The original SWANs project was funded by the Australian Research Council, and conducted as a collaborative endeavour between the Assessment Research Centre, Melbourne Graduate School of Education, the Victorian Department of Education and Training (DET), and the Centre for Advanced Assessment and Therapy Services. That research recognised the diversity of learners in Australian schools and classrooms, and set out to answer the following question:
What do schools and teachers need to know and be able to do to support every student's right to learn?
The work drew on the Salamanca Statement (PDF 203KB) and Framework for Action's (UNESCO, 1994) 'recognition of the need to work towards "schools for all" – institutions which include everybody, celebrate differences, support learning, and respond to individual needs' (p. iii).
Australian teachers work in classrooms in which students can typically be learning across at least four or five age-equivalent levels of skill and understanding (Howes, 2012), regardless of whether or not a student with a formally diagnosed disability is included in the class group.
To meet the requirements of the Disability Standards for Education (DSE) (2005), schools and teachers must ensure that all students can participate in education without experiencing discrimination. The expectation is that students with disabilities are provided with educational opportunities and choices on the same basis as students without disabilities.
To explain what is meant by offering opportunities and choices on the same basis for all students, the DSE (2005) states in Section 2.2.3 that:
A person with a disability is able to participate in courses or programs provided by an educational institution, and use the facilities and services provided by it, on the same basis as a student without a disability if the person has opportunities and choices in the courses or programs and in the use of the facilities and services that are comparable with those offered to other students without disabilities.
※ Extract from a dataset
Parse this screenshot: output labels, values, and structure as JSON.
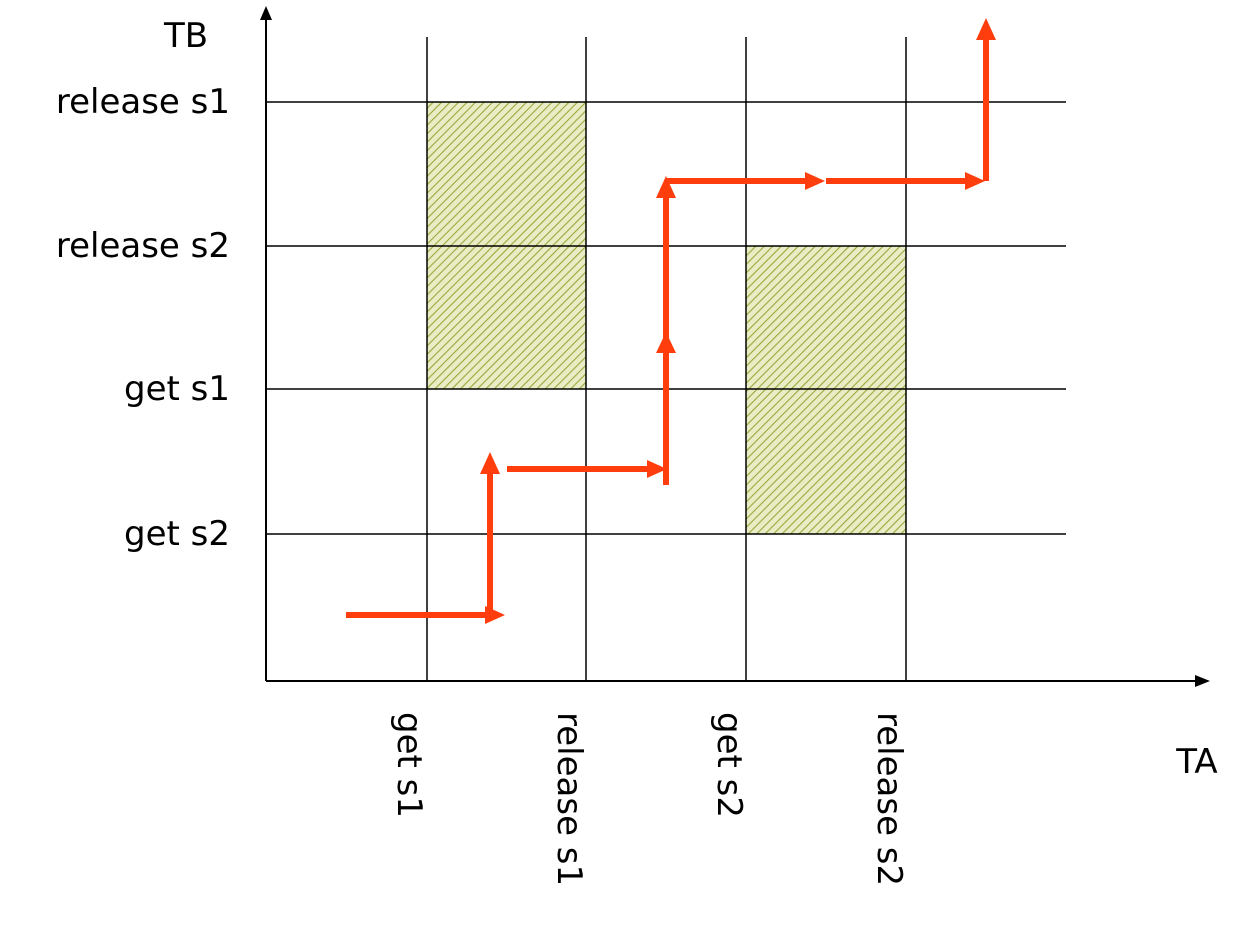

Note 2 to this Section explains that:
In some cases, students with disabilities will not be able to participate on the same basis as other students if all students are treated in the same way, or if all students with disabilities are treated in the same way.
This supports a flexible, differentiated, and personalised approach to provision of learning experiences and choices, an approach which has formed the basis of the SWANs research. In other words, all students have a right to participate in educational experiences without experiencing discrimination. But to ensure this, teachers must know how to adapt and adjust learning experiences, opportunities, and choices to meet the needs of individual learners. To do this, they must have ready access to high-quality, research-based materials to support them in their professional practice.